Siteprobe
Validate sitemaps and analyze website performance
Siteprobe is a Rust-based CLI tool that fetches all URLs from a given sitemap.xml url, checks their existence, and generates a performance report. It supports various features such as authentication, concurrency control, caching bypass, and more.
Example

Installation
$ cargo install siteprobe
Updating crates.io index
Installing siteprobe v1.2.0
Compiling siteprobe v1.2.0
Finished `release` profile [optimized] target(s) in 12.60s
Installing /Users/martin/.local/share/mise/installs/rust/1.92.0/bin/siteprobe
Installed package `siteprobe v1.2.0` (executable `siteprobe`Usage
$ siteprobe --help
Usage: siteprobe [OPTIONS] <SITEMAP_URL>
Arguments:
<SITEMAP_URL> The URL of the sitemap to be fetched and processed.
Options:
--basic-auth <BASIC_AUTH>
Basic authentication credentials in the format `username:password`
-c, --concurrency-limit <CONCURRENCY_LIMIT>
Maximum number of concurrent requests allowed [default: 4]
-l, --rate-limit <RATE_LIMIT>
The rate limit for all requests in the format 'requests/time[unit]',
where unit can be seconds (`s`), minutes (`m`), or hours (`h`). E.g.

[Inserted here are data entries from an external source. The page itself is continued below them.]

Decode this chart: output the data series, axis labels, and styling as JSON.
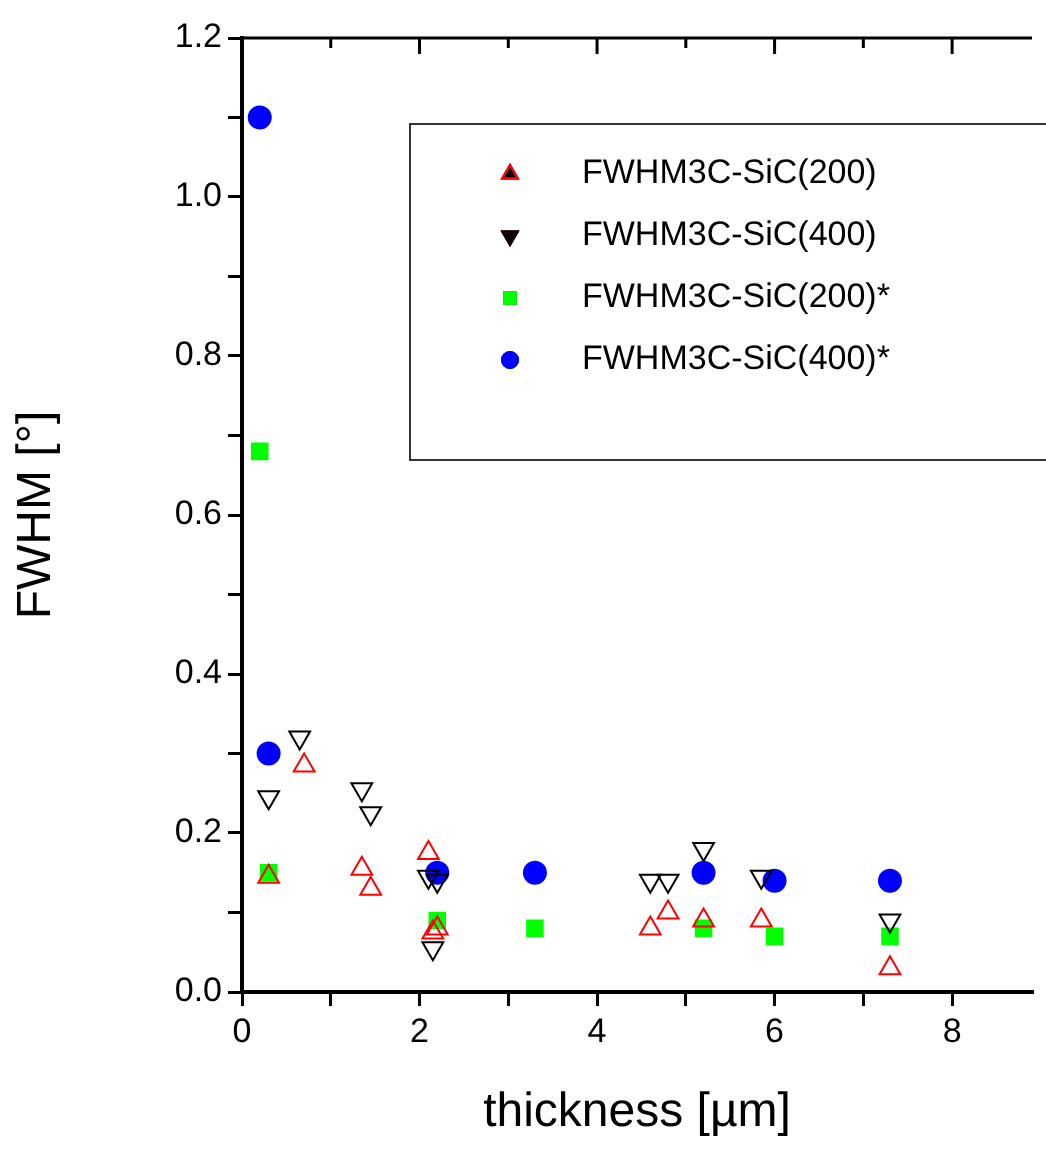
{
  "chart_data": {
    "type": "scatter",
    "xlabel": "thickness [µm]",
    "ylabel": "FWHM [°]",
    "xlim": [
      0,
      8.9
    ],
    "xticks": [
      0,
      {
        "value": 1,
        "label": null
      },
      2,
      {
        "value": 3,
        "label": null
      },
      4,
      {
        "value": 5,
        "label": null
      },
      6,
      {
        "value": 7,
        "label": null
      },
      8
    ],
    "ylim": [
      0,
      1.2
    ],
    "yticks": [
      {
        "value": 0,
        "label": "0.0"
      },
      {
        "value": 0.1,
        "label": null
      },
      {
        "value": 0.2,
        "label": "0.2"
      },
      {
        "value": 0.3,
        "label": null
      },
      {
        "value": 0.4,
        "label": "0.4"
      },
      {
        "value": 0.5,
        "label": null
      },
      {
        "value": 0.6,
        "label": "0.6"
      },
      {
        "value": 0.7,
        "label": null
      },
      {
        "value": 0.8,
        "label": "0.8"
      },
      {
        "value": 0.9,
        "label": null
      },
      {
        "value": 1.0,
        "label": "1.0"
      },
      {
        "value": 1.1,
        "label": null
      },
      {
        "value": 1.2,
        "label": "1.2"
      }
    ],
    "grid": false,
    "legend": "top right",
    "series": [
      {
        "name": "FWHM3C-SiC(200)",
        "color": "#ff0000",
        "marker": "triangle",
        "x": [
          0.3,
          0.7,
          1.35,
          1.45,
          2.1,
          2.15,
          2.2,
          4.6,
          4.8,
          5.2,
          5.85,
          7.3
        ],
        "values": [
          0.145,
          0.285,
          0.155,
          0.13,
          0.175,
          0.075,
          0.08,
          0.08,
          0.1,
          0.09,
          0.09,
          0.03
        ]
      },
      {
        "name": "FWHM3C-SiC(400)",
        "color": "#000000",
        "marker": "triangle_down",
        "x": [
          0.3,
          0.65,
          1.35,
          1.45,
          2.1,
          2.15,
          2.2,
          4.6,
          4.8,
          5.2,
          5.85,
          7.3
        ],
        "values": [
          0.245,
          0.32,
          0.255,
          0.225,
          0.145,
          0.055,
          0.14,
          0.14,
          0.14,
          0.18,
          0.145,
          0.09
        ]
      },
      {
        "name": "FWHM3C-SiC(200)*",
        "color": "#00ff00",
        "marker": "square",
        "x": [
          0.2,
          0.3,
          2.2,
          3.3,
          5.2,
          6.0,
          7.3
        ],
        "values": [
          0.68,
          0.15,
          0.09,
          0.08,
          0.08,
          0.07,
          0.07
        ]
      },
      {
        "name": "FWHM3C-SiC(400)*",
        "color": "#0000ff",
        "marker": "circle",
        "x": [
          0.2,
          0.3,
          2.2,
          3.3,
          5.2,
          6.0,
          7.3
        ],
        "values": [
          1.1,
          0.3,
          0.15,
          0.15,
          0.15,
          0.14,
          0.14
        ]
      }
    ]
  }
}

'-l 300/5m' for 300 requests per 5 minutes, or '-l 100/1h' for 100
requests per hour.
-o, --output-dir <OUTPUT_DIR>
Directory where all downloaded documents will be saved
-a, --append-timestamp
Append a random timestamp to each URL to bypass caching mechanisms
-r, --report-path <REPORT_PATH>
File path for storing the generated `report.csv`
-j, --report-path-json <REPORT_PATH_JSON>
File path for storing the generated `report.json`
-t, --request-timeout <REQUEST_TIMEOUT>
Default timeout (in seconds) for each request [default: 10]
--user-agent <USER_AGENT>
Custom User-Agent header to be used in requests [default: "Mozilla/5.0
(compatible; Siteprobe/1.2.0)"]
--slow-num <SLOW_NUM>
Limit the number of slow documents displayed in the report. [default:
100]
-s, --slow-threshold <SLOW_THRESHOLD>
Show slow responses. The value is the threshold (in seconds) for
considering a document as 'slow'. E.g. '-s 3' for 3 seconds or '-s
0.05' for 50ms.
-f, --follow-redirects
Controls automatic redirects. When enabled, the client will follow
HTTP redirects (up to 10 by default). Note that for security, Basic
Authentication credentials are intentionally not forwarded during
redirects to prevent unintended credential exposure.
-h, --help
Print help
-V, --version
Print versionFeatures
Blazing Fast
Built in Rust with concurrent request handling. Configure the number of parallel requests to match your needs.
Recursive Sitemaps
Automatically processes nested Sitemap Index files, following all references to check your entire site.
Rate Limiting
Built-in rate limiting to respect server resources. Configure requests per time window to avoid overwhelming your server.
Export Reports
Generate detailed reports in CSV and JSON formats. Perfect for importing into spreadsheets or automation pipelines.
Auth Support
Basic authentication support for checking protected staging sites. Custom User-Agent headers for proper identification.
Document Caching
Cache fetched documents locally for offline inspection. Bypass caches with timestamp injection for fresh results.